Some Insights on Island’s Hometown Power Supply

Some Insights on Island’s Hometown Power Supply

In light of recent events in the North Bay: wildfires likely sparked by electric equipment, public saftey power shutdowns (PSPS) and other activities by Pacific Gas and Electric Co. (PG&E) spurred several Alamedans to contact the Alameda Sun with questions related to the City of Alameda’s proprietary electric utility, Alameda Municipal Power (AMP), founded in 1887. 

According to AMP spokesperson Kathleen Haley, AMP has responsibility for maintaining the electric equipment in Alameda. 

“As part of AMP’s system maintenance programs, we regularly patrol our circuits to ensure overhead line clearances are adequate and meet regulatory requirements,” stated Haley in an email. “Overall, AMP’s electric system is maintained according to regulatory requirements, manufacturers’ recommendations and prudent engineering assessment and practices.” 

AMP also employs the services of an arborist for tree maintenance and has a regular tree-trimming program in place. 

The relationship with PG&E
AMP owns and operates the distribution system inside Alameda. Entities such as PG&E control the larger transmission grid, outside of AMP’s jurisdiction, which is controlled by the California Independent System Operator (CAISO). The electricity produced at generation sources is carried over those transmission lines to Alameda. Some portions of these transmission lines may run through high fire-threat areas and be subject to shut-offs, according to Haley.  

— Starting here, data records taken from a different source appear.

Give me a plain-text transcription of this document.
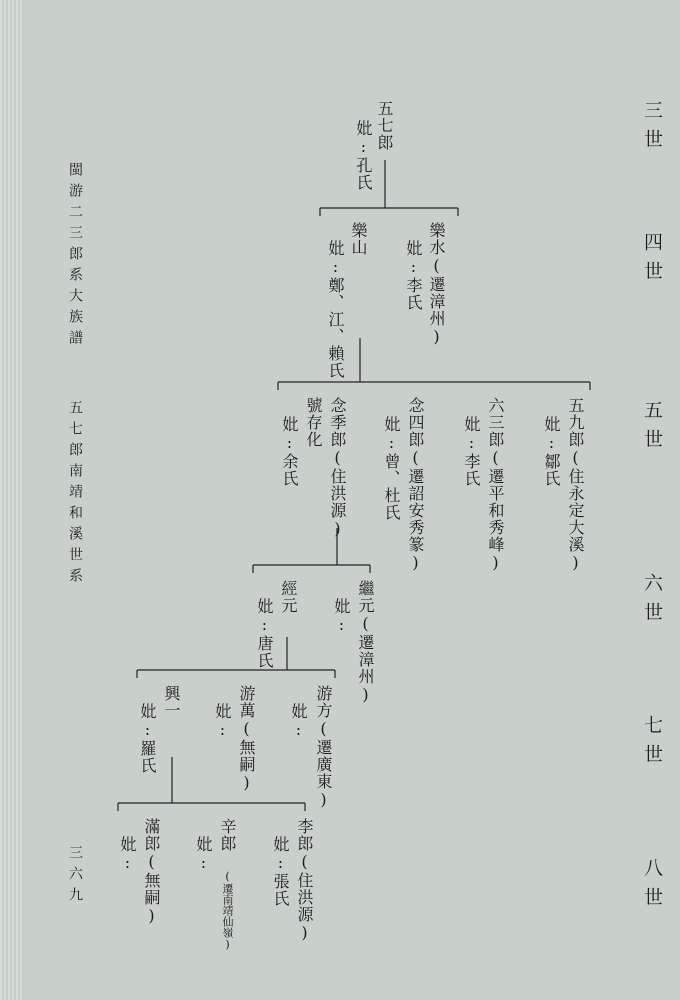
三世
四世
五世
六世
七世
八世
閩游二三郎系大族譜
五七郎南靖和溪世系
三六九
五七郎
妣:孔氏
樂水(遷漳州)
妣:李氏
樂山
妣:鄭、江、賴氏
五九郎(住永定大溪)
妣:鄒氏
六三郎(遷平和秀峰)
妣:李氏
念四郎(遷詔安秀篆)
妣:曾、杜氏
念季郎(住洪源)
號存化
妣:余氏
繼元(遷漳州)
妣:
經元
妣:唐氏
游方(遷廣東)
妣:
游萬(無嗣)
妣:
興一
妣:羅氏
李郎(住洪源)
妣:張氏
辛郎
(遷南靖仙嶺)
妣:
滿郎(無嗣)
妣:
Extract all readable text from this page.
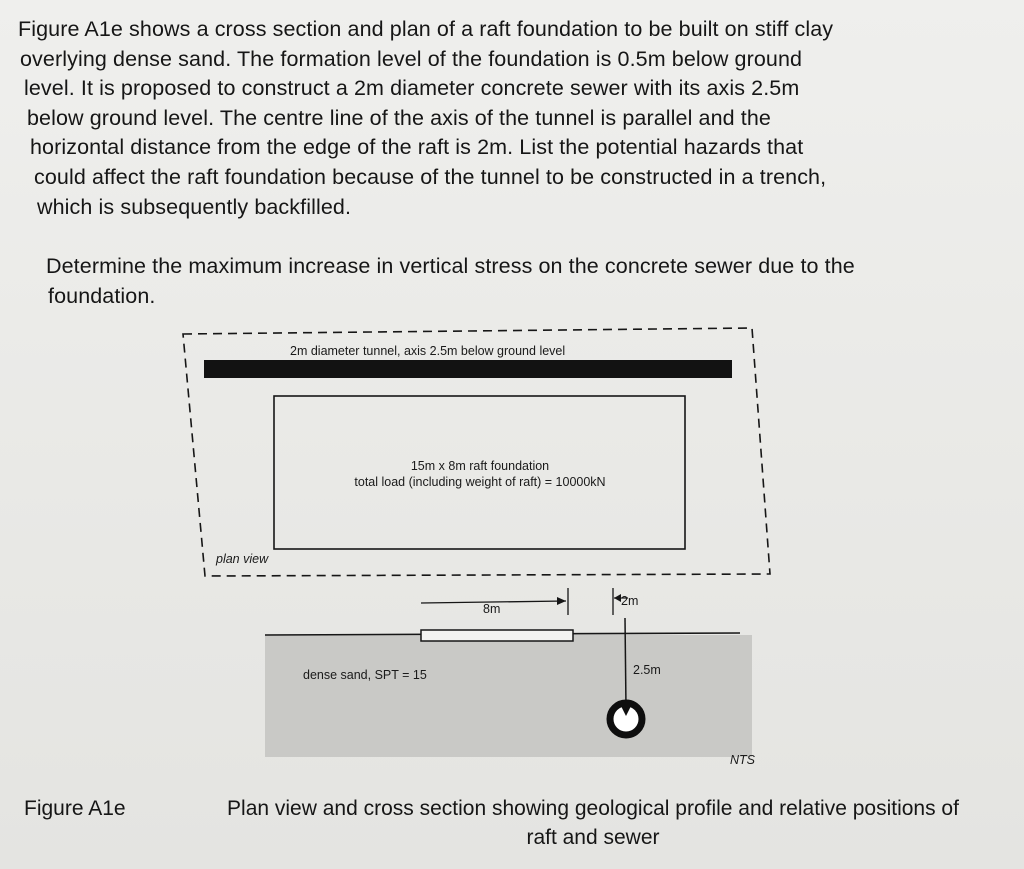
Figure A1e shows a cross section and plan of a raft foundation to be built on stiff clay
overlying dense sand. The formation level of the foundation is 0.5m below ground
level. It is proposed to construct a 2m diameter concrete sewer with its axis 2.5m
below ground level. The centre line of the axis of the tunnel is parallel and the
horizontal distance from the edge of the raft is 2m. List the potential hazards that
could affect the raft foundation because of the tunnel to be constructed in a trench,
which is subsequently backfilled.

Determine the maximum increase in vertical stress on the concrete sewer due to the
foundation.

2m diameter tunnel, axis 2.5m below ground level
15m x 8m raft foundation
total load (including weight of raft) = 10000kN
plan view
8m
2m
2.5m
dense sand, SPT = 15
NTS
Figure A1e	Plan view and cross section showing geological profile and relative positions of
raft and sewer
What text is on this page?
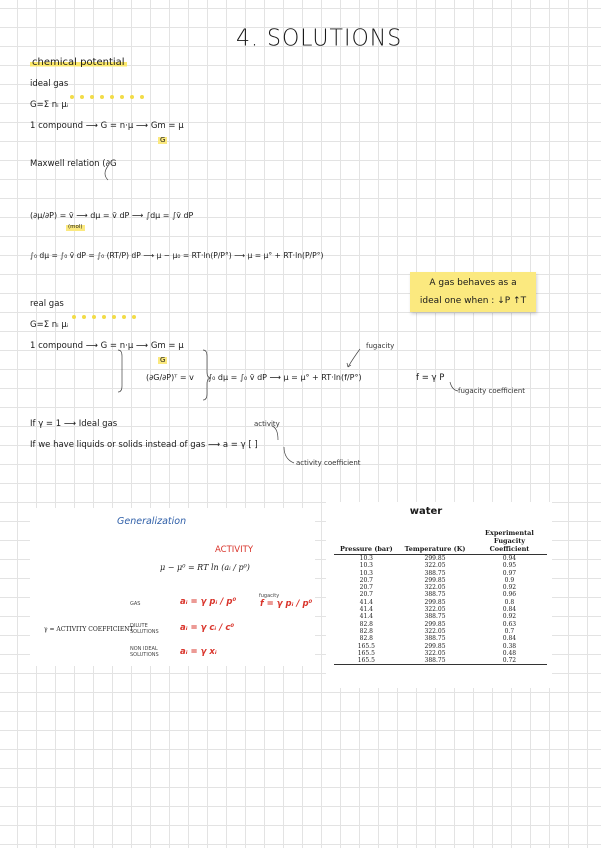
4. SOLUTIONS
chemical potential
ideal gas
G=Σ nᵢ μᵢ
1 compound ⟶ G = n·μ ⟶ Gm = μ
G
Maxwell relation (∂G
(∂μ/∂P) = v̄ ⟶ dμ = v̄ dP ⟶ ∫dμ = ∫v̄ dP
(mol)
∫₀ dμ = ∫₀ v̄ dP = ∫₀ (RT/P) dP ⟶ μ − μ₀ = RT·ln(P/P°) ⟶ μ = μ° + RT·ln(P/P°)
A gas behaves as a
ideal one when : ↓P ↑T
real gas
G=Σ nᵢ μᵢ
1 compound ⟶ G = n·μ ⟶ Gm = μ
G
(∂G/∂P)ᵀ = v ∫₀ dμ = ∫₀ v̄ dP ⟶ μ = μ° + RT·ln(f/P°)
fugacity
f = γ P
fugacity coefficient
If γ = 1 ⟶ Ideal gas
If we have liquids or solids instead of gas ⟶ a = γ [ ]
activity
activity coefficient
Generalization
ACTIVITY
μ − μ⁰ = RT ln (aᵢ / p⁰)
GAS	aᵢ = γ pᵢ / p⁰
fugacity
f = γ pᵢ / p⁰
DILUTE
SOLUTIONS	aᵢ = γ cᵢ / c⁰
γ = ACTIVITY COEFFICIENT
NON IDEAL
SOLUTIONS	aᵢ = γ xᵢ
water
Pressure (bar)	Temperature (K)	Experimental Fugacity Coefficient
10.3	299.85	0.94
10.3	322.05	0.95
10.3	388.75	0.97
20.7	299.85	0.9
20.7	322.05	0.92
20.7	388.75	0.96
41.4	299.85	0.8
41.4	322.05	0.84
41.4	388.75	0.92
82.8	299.85	0.63
82.8	322.05	0.7
82.8	388.75	0.84
165.5	299.85	0.38
165.5	322.05	0.48
165.5	388.75	0.72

If transmission lines in a specific area of Northern California are de-energized by PG&E and CAISO, “AMP has engineered its electric system to be redundant and has developed contingency plans to ‘switch’ to a different set of transmission lines, thereby reducing the likelihood of rolling blackouts or power shut-offs in Alameda,” stated Haley. “Should one of AMP’s generation sources become impacted, AMP has the ability to obtain supplemental energy resources, which also reduces the likelihood of a power shut-off affecting Alameda.”

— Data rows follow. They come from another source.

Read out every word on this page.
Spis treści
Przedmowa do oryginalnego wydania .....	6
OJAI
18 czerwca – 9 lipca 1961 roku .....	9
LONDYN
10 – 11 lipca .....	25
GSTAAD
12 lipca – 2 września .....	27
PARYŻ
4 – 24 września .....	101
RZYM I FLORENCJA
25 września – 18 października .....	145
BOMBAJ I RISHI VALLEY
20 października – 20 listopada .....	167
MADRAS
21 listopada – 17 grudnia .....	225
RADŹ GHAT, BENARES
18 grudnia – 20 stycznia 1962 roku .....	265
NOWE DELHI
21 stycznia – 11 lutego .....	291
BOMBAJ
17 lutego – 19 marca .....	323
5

Haley also explained that while power is generated on the Island, which might be helpful in supporting the grid, AMP is not able to disconnect from the wider grid and run independently as a microgrid.

Pump power
The city’s storm and sewer-pumping facilities are maintained by the city’s Public Works (PW) department. Some pumps have stationary, back-up generators on site while the rest are equipped for portable, plug-in generators. PW performs monthly maintenance checks and refuels the generators to ensure their performance as a back-up power source during a power outage. Power for the water supply in homes and businesses is under the jurisdiction of East Bay Municipal Utilities District.

When would AMP shut down?
According to Haley, utilities are required by law to develop a wildfire mitigation plan if there is a significant risk of catastrophic wildfire resulting from electrical lines and equipment in their service territory. Alameda is located in a geographical area classified as a Tier 1 by the California Public Utilities Commission (CPUC) Fire-Threat Map, which means it has an extremely low likelihood of utility-associated wildfire threat.

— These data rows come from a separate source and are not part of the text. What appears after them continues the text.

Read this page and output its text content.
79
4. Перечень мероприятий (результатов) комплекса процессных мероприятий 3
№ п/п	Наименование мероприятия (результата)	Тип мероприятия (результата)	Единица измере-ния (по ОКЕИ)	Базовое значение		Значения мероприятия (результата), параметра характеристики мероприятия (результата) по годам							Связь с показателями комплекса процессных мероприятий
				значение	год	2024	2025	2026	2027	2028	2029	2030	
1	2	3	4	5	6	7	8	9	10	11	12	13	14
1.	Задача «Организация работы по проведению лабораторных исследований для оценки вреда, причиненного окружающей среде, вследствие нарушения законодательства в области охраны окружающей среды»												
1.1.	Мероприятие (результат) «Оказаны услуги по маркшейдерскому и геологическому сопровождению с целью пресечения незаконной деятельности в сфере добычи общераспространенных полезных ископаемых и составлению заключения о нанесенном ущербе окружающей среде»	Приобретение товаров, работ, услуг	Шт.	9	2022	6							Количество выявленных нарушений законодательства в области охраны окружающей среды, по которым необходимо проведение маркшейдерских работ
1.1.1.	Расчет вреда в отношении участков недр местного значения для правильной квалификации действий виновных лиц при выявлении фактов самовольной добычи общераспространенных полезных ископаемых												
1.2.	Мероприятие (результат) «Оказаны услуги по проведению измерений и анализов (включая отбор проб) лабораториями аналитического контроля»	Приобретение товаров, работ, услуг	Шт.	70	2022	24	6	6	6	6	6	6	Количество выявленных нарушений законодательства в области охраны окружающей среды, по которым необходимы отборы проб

AMP’s generation sources are outside of the boundaries of AMP’s service territory and managed by the Northern California Power Agency (NCPA). NCPA and associated organizations have the responsibility to address wildfire mitigation requirements for power resources and related infrastructure.

“The potential for a public safety power shut-off in Alameda really comes down to the transmission lines carrying AMP’s electricity to the city,” stated Haley. “Some of these transmission lines may run through high fire-threat areas, and it is possible PG&E and CAISO could determine it’s necessary to de-energize them. AMP has contingency plans in place to power the Island in the event one transmission pathway is affected and will discuss this in advance with PG&E.  If it looks as though none of the transmission pathways is available to AMP, we may need to announce a PSPS.”

Should it become necessary to issue a PSPS in Alameda, AMP, City of Alameda and the police and fire departments will use all available channels to communicate to Alamedans as quickly as possible. When possible, PG&E will aim to notify AMP 24 to 48 hours prior to a shut-off and immediately before it. After the extreme weather is over, the lines will be inspected before power is restored, according to Haley.